Focuses on two key events during the reign of King Hezekiah: God’s sparing Jerusalem from captivity under the Assyrians and then King Hezekiah’s foolishness with Babylon which led to their eventual captivity by Babylon.

3. Comfort/salvation chapters 40-66 Poetry

Chapter 40:1 sets the whole mood of this section. “Comfort, comfort my people says the Lord.”

Isaiah turns from a message of judgment to consolation and hope, from the impending suffering to the eventual deliverance of his people.

He speaks of the glory to come when final deliverance comes through Jesus and his reign.

He gives us pictures of God’s grace and glory to come which is ours even now as we trust Jesus with our very lives.

So why should we study Isaiah? Why would this book, written over 2500 years ago, make an impact on my life today?
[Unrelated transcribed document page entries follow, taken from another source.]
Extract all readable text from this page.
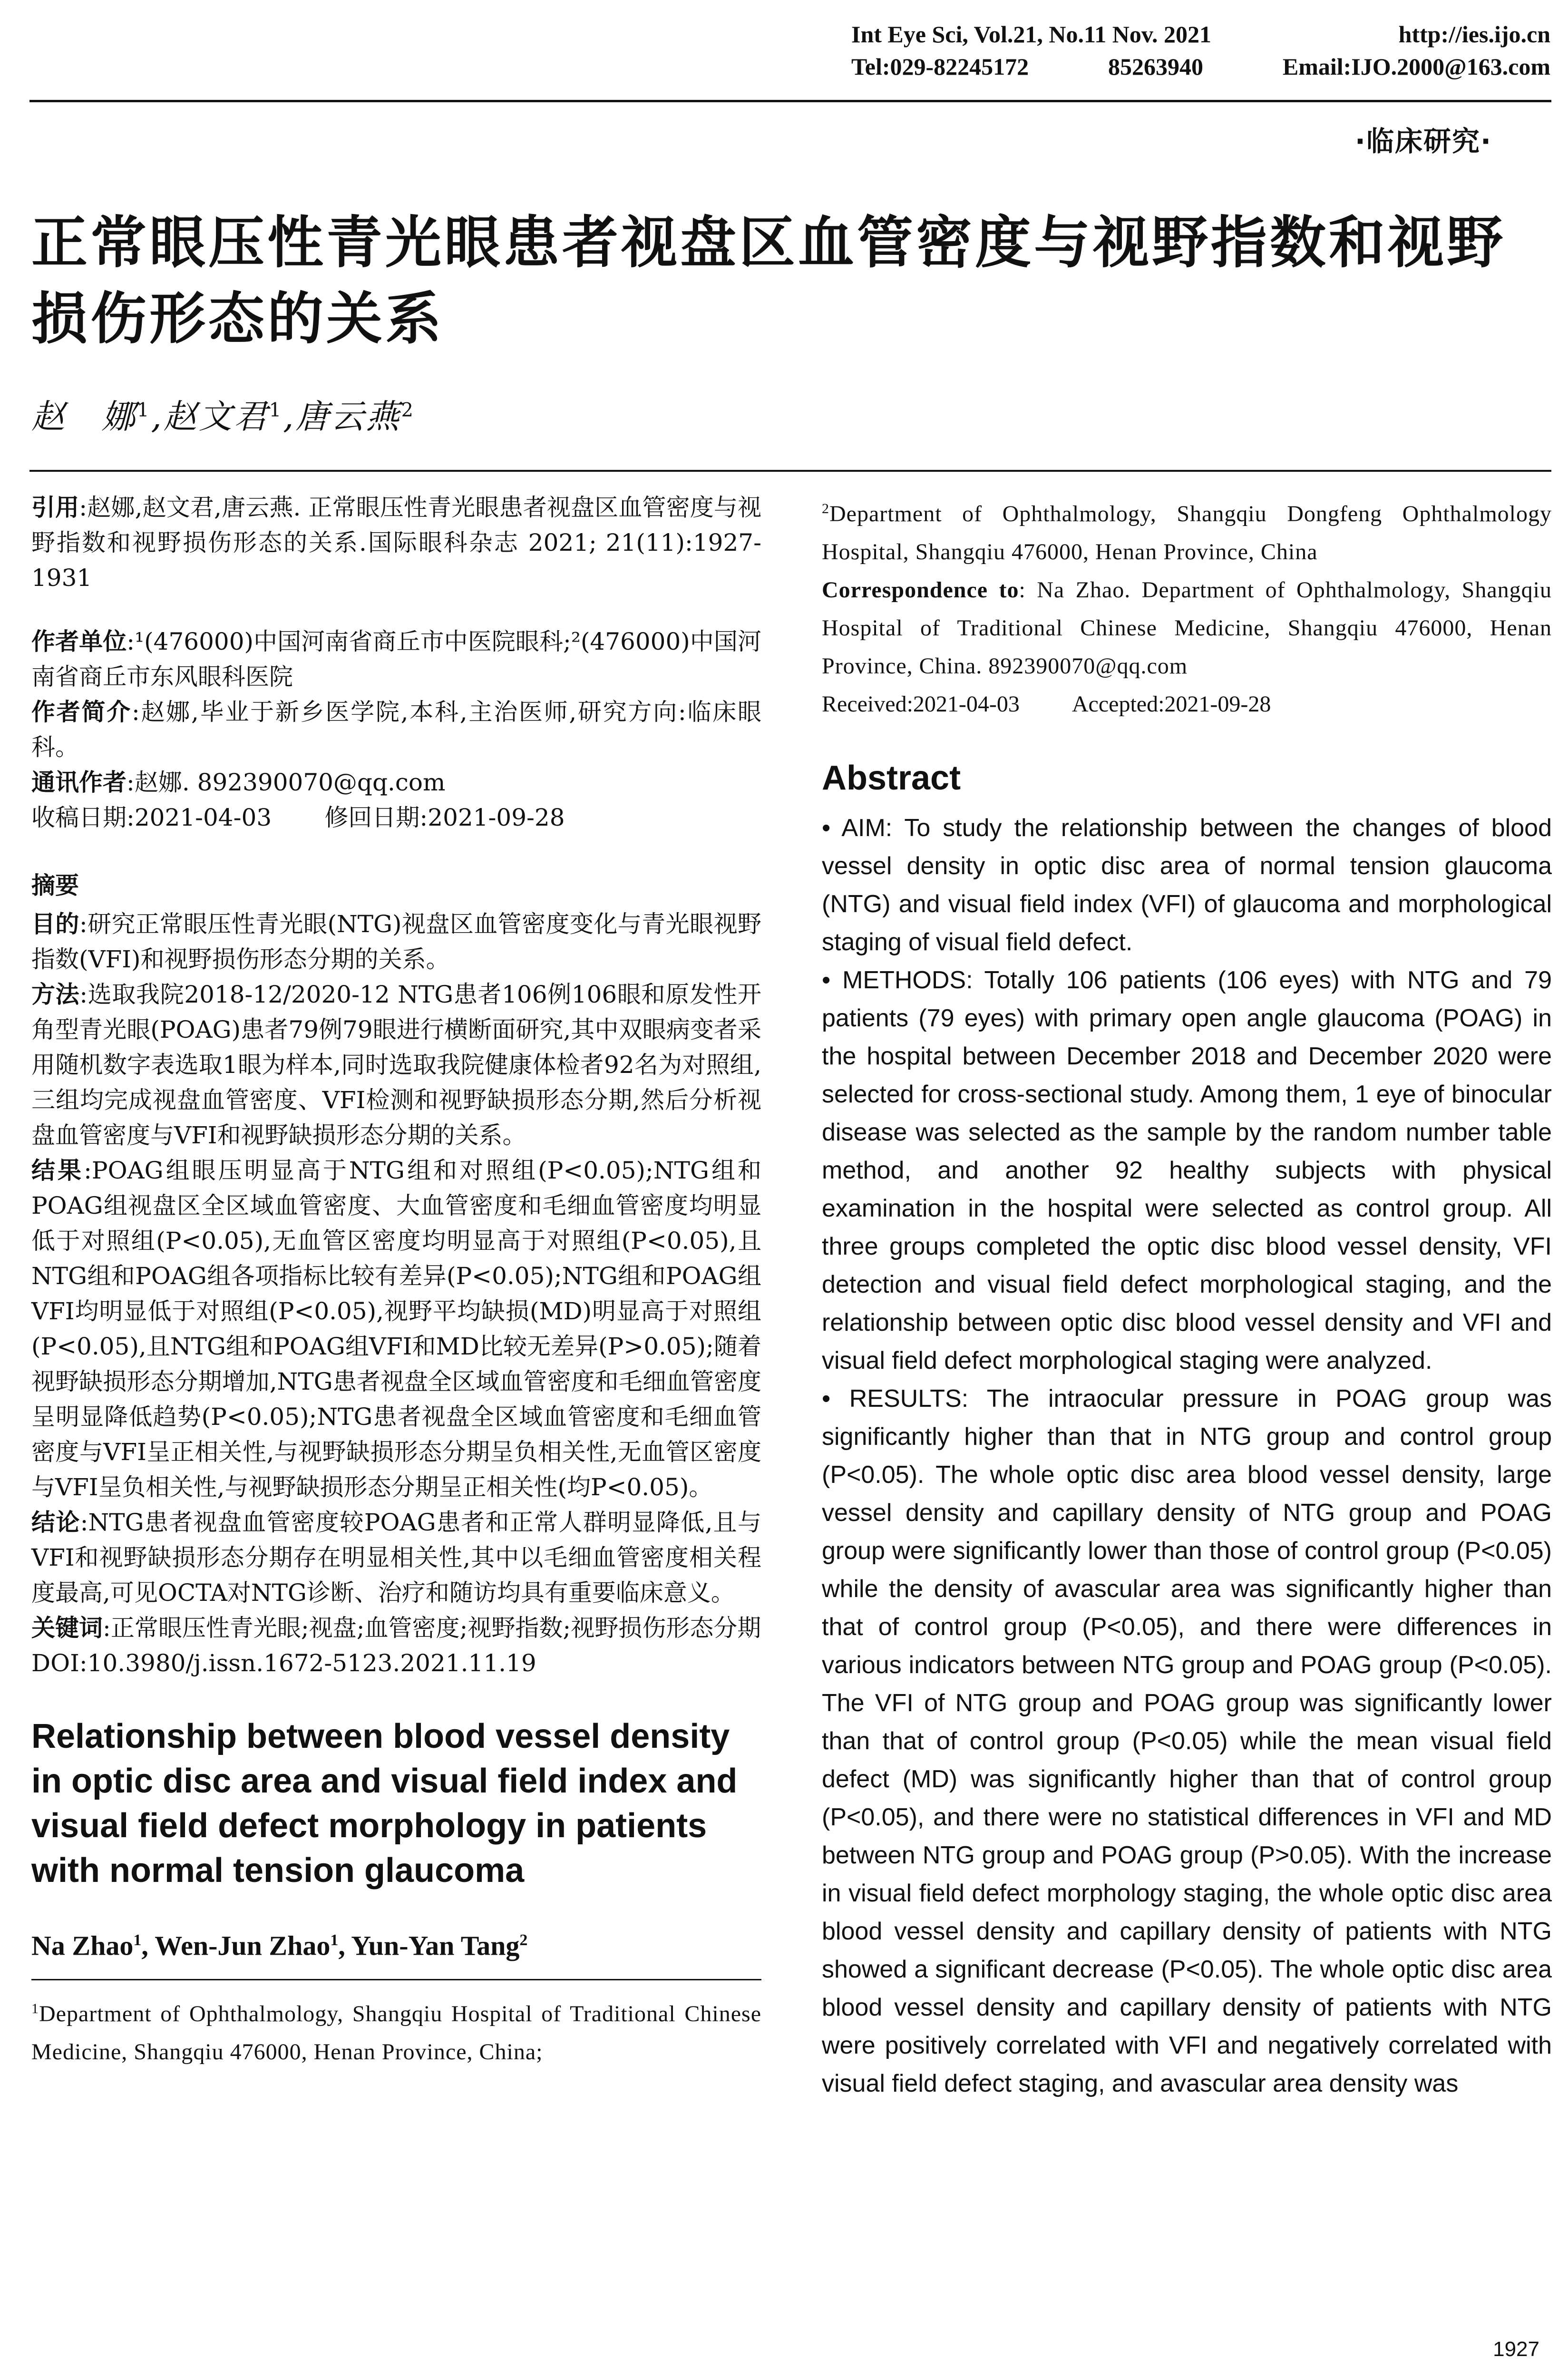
Int Eye Sci, Vol.21, No.11 Nov. 2021	http://ies.ijo.cn
Tel:029-82245172	85263940	Email:IJO.2000@163.com
·临床研究·
正常眼压性青光眼患者视盘区血管密度与视野指数和视野损伤形态的关系
赵　娜$^1$,赵文君$^1$,唐云燕$^2$

引用:赵娜,赵文君,唐云燕. 正常眼压性青光眼患者视盘区血管密度与视野指数和视野损伤形态的关系.国际眼科杂志 2021; 21(11):1927-1931

作者单位:¹(476000)中国河南省商丘市中医院眼科;²(476000)中国河南省商丘市东风眼科医院

作者简介:赵娜,毕业于新乡医学院,本科,主治医师,研究方向:临床眼科。

通讯作者:赵娜. 892390070@qq.com

收稿日期:2021-04-03 修回日期:2021-09-28

摘要

目的:研究正常眼压性青光眼(NTG)视盘区血管密度变化与青光眼视野指数(VFI)和视野损伤形态分期的关系。

方法:选取我院2018-12/2020-12 NTG患者106例106眼和原发性开角型青光眼(POAG)患者79例79眼进行横断面研究,其中双眼病变者采用随机数字表选取1眼为样本,同时选取我院健康体检者92名为对照组,三组均完成视盘血管密度、VFI检测和视野缺损形态分期,然后分析视盘血管密度与VFI和视野缺损形态分期的关系。

结果:POAG组眼压明显高于NTG组和对照组(P<0.05);NTG组和POAG组视盘区全区域血管密度、大血管密度和毛细血管密度均明显低于对照组(P<0.05),无血管区密度均明显高于对照组(P<0.05),且NTG组和POAG组各项指标比较有差异(P<0.05);NTG组和POAG组VFI均明显低于对照组(P<0.05),视野平均缺损(MD)明显高于对照组(P<0.05),且NTG组和POAG组VFI和MD比较无差异(P>0.05);随着视野缺损形态分期增加,NTG患者视盘全区域血管密度和毛细血管密度呈明显降低趋势(P<0.05);NTG患者视盘全区域血管密度和毛细血管密度与VFI呈正相关性,与视野缺损形态分期呈负相关性,无血管区密度与VFI呈负相关性,与视野缺损形态分期呈正相关性(均P<0.05)。

结论:NTG患者视盘血管密度较POAG患者和正常人群明显降低,且与VFI和视野缺损形态分期存在明显相关性,其中以毛细血管密度相关程度最高,可见OCTA对NTG诊断、治疗和随访均具有重要临床意义。

关键词:正常眼压性青光眼;视盘;血管密度;视野指数;视野损伤形态分期

DOI:10.3980/j.issn.1672-5123.2021.11.19

Relationship between blood vessel density in optic disc area and visual field index and visual field defect morphology in patients with normal tension glaucoma

Na Zhao$^1$, Wen-Jun Zhao$^1$, Yun-Yan Tang$^2$

$^1$Department of Ophthalmology, Shangqiu Hospital of Traditional Chinese Medicine, Shangqiu 476000, Henan Province, China;

$^2$Department of Ophthalmology, Shangqiu Dongfeng Ophthalmology Hospital, Shangqiu 476000, Henan Province, China

Correspondence to: Na Zhao. Department of Ophthalmology, Shangqiu Hospital of Traditional Chinese Medicine, Shangqiu 476000, Henan Province, China. 892390070@qq.com

Received:2021-04-03 Accepted:2021-09-28

Abstract

• AIM: To study the relationship between the changes of blood vessel density in optic disc area of normal tension glaucoma (NTG) and visual field index (VFI) of glaucoma and morphological staging of visual field defect.

• METHODS: Totally 106 patients (106 eyes) with NTG and 79 patients (79 eyes) with primary open angle glaucoma (POAG) in the hospital between December 2018 and December 2020 were selected for cross-sectional study. Among them, 1 eye of binocular disease was selected as the sample by the random number table method, and another 92 healthy subjects with physical examination in the hospital were selected as control group. All three groups completed the optic disc blood vessel density, VFI detection and visual field defect morphological staging, and the relationship between optic disc blood vessel density and VFI and visual field defect morphological staging were analyzed.

• RESULTS: The intraocular pressure in POAG group was significantly higher than that in NTG group and control group (P<0.05). The whole optic disc area blood vessel density, large vessel density and capillary density of NTG group and POAG group were significantly lower than those of control group (P<0.05) while the density of avascular area was significantly higher than that of control group (P<0.05), and there were differences in various indicators between NTG group and POAG group (P<0.05). The VFI of NTG group and POAG group was significantly lower than that of control group (P<0.05) while the mean visual field defect (MD) was significantly higher than that of control group (P<0.05), and there were no statistical differences in VFI and MD between NTG group and POAG group (P>0.05). With the increase in visual field defect morphology staging, the whole optic disc area blood vessel density and capillary density of patients with NTG showed a significant decrease (P<0.05). The whole optic disc area blood vessel density and capillary density of patients with NTG were positively correlated with VFI and negatively correlated with visual field defect staging, and avascular area density was

1927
O yours? We will understand not just God’s plan for the future when Jesus establishes his reign, but this study will make our lives better now. As we see God’s holiness, as we see God’s grace available to us, I pray that God will stir our hearts to walk in love and obedience toward him.

I John 3:3 says “Everyone who has this hope in him purifies himself, just as He is pure.” God is holy and wants us to be a reflection of that beauty here and now. He longs us to be that oak of righteousness the planting of the Lord to display his splendor (Isaiah 61:3b). We can build on that foundation - that sure foundation – that many of you may already have laid in your life in relationship to God.

That brings me to our KEEPSAKE TRUTH. Isaiah 33:6

“He (God) will be a sure foundation for your times, a rich store of salvation and wisdom and knowledge; the fear of the Lord is the key to this treasure.”

We will add to the explanation of this verse over the next three weeks… but for today I challenge you that this study on Isaiah will give you stability. It will help you lay down the first stones of your foundation in Jesus. It will fortify, repair or even renew your foundation in Jesus Christ.

God will be a sure foundation for your times….will you come on this adventure with me and discover God’s truth for your life?